Michele Guardì, Maurizio Costanzo, e poi gli “scoperti” o tenuti a battesimo da MM, come Paolo Villaggio, Cochi Ponzoni (che ci riporta al Cab 64 di Tinin e Velia Mantegazza) e i “mitici” Gufi, fratelli di umorismo a oltranza, anche oltre i confini del macabro: Svampa, Brivio e Patruno. Più intimo e a tratti toccante il ricordo di Enrico Vaime, praticamente un figlio adottivo di Marchesi. Molto ricca la sezione cinema, con saggi importanti e inediti come quello di Raffaele De Berti su Marchesi e Scotti, e di Antonio Costa con un sapiente divertissement alla Marchesi, e Steve Della Casa, esperto di Mario Mattoli, il regista per il quale Marchesi lavorò di più in assoluto, tra cinema e rivista Za-Bum, creando con lui la comicità nel cinema italiano del dopoguerra.

Da citare ancora i bei saggi di Gianni Turchetta e Filippo La Porta su letture più politiche del lavoro di Marchesi e la lettera che la scrittrice Vanna De Angelis ha spedito al suo intimo amico di un tempo.

Nella sezione pubblicità (leggi Carosello) con i protagonisti dell’advertising Guido Cornara e Giovanni Nahmias, ragionano sulla figura di Marchesi copywriter d’avanguardia. Infine Umberto Eco, anche lui all’ultima firma per Bompiani, ricorda i tempi in cui, direttore editoriale della stessa casa editrice che ora ha clamorosamente lasciato, pose il “visto si stampi” sulle bozze del capolavoro marchesiano Il malloppo.
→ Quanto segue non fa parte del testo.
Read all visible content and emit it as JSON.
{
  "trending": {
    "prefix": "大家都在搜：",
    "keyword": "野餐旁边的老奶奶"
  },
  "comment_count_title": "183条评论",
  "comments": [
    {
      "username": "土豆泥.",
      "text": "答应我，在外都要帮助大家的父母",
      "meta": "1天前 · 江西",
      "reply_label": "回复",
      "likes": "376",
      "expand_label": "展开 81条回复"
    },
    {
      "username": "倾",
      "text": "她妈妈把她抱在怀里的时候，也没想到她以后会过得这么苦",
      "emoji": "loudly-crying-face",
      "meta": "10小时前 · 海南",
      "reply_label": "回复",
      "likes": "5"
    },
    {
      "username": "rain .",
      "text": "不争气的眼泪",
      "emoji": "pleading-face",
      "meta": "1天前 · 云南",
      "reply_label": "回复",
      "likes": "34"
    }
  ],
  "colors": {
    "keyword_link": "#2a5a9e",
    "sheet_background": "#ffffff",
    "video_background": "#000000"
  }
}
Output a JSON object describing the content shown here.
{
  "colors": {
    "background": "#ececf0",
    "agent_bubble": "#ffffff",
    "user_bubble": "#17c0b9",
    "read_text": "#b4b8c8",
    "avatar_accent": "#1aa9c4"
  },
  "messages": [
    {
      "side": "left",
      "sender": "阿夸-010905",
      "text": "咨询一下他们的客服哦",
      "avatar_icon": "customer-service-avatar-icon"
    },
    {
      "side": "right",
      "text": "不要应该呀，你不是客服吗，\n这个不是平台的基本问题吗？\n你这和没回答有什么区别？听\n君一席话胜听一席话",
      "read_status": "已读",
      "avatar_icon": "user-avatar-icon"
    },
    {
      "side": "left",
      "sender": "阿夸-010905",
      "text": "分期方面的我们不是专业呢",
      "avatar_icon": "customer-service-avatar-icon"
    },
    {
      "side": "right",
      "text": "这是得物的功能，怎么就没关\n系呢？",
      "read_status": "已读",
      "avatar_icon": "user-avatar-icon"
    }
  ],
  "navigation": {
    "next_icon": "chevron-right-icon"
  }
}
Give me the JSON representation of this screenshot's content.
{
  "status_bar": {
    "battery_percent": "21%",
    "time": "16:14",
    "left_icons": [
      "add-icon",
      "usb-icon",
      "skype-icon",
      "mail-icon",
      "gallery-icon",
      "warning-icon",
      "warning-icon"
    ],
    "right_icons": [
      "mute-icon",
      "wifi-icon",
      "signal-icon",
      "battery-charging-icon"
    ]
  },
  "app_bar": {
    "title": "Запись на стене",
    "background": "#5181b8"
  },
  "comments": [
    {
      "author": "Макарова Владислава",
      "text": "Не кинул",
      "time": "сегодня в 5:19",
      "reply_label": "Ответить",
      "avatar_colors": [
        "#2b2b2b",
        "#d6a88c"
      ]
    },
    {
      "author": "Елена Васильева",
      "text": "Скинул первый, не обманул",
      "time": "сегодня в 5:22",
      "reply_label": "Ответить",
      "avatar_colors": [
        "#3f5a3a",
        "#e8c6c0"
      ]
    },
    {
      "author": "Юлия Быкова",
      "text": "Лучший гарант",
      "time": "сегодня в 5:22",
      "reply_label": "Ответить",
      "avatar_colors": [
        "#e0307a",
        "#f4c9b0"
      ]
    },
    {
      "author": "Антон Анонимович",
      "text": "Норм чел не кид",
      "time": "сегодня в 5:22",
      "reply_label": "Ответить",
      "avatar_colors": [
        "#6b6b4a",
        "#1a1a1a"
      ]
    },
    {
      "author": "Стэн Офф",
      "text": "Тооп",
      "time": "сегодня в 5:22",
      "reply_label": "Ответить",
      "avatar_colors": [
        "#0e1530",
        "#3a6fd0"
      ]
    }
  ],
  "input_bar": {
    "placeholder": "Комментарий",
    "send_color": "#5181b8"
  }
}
Confrontarsi con Marchesi e approfondire lo studio della sua opera e della sua biografia è stato un viaggio faticoso ma affascinante che ci ha raccontato molto dell’Italia che lui ha plasmato e nella quale noi siamo nati (io sono del ’63, l’anno del “Signore di mezza età”). Dopo quattro anni di immersione nelle sue cose e nei racconti su di lui, ci sembra quasi una presenza familiare, paciosa e simpatica perché,  a differenza di molti comici che lui serviva,  Marchesi l’umorismo lo viveva come dimensione quotidiana. Ma forse la cosa che personalmente mi resta di più è un esempio professionale molto ispirativo, non solo per il rigore e la dedizione, ma soprattutto perché Marchesi ha costruito, probabilmente a sua insaputa, un pezzo della identità che oggi sento mia, di scribacchino di cose attorno alla Cultura e al cospetto dell’Arte. Evviva Marchesi!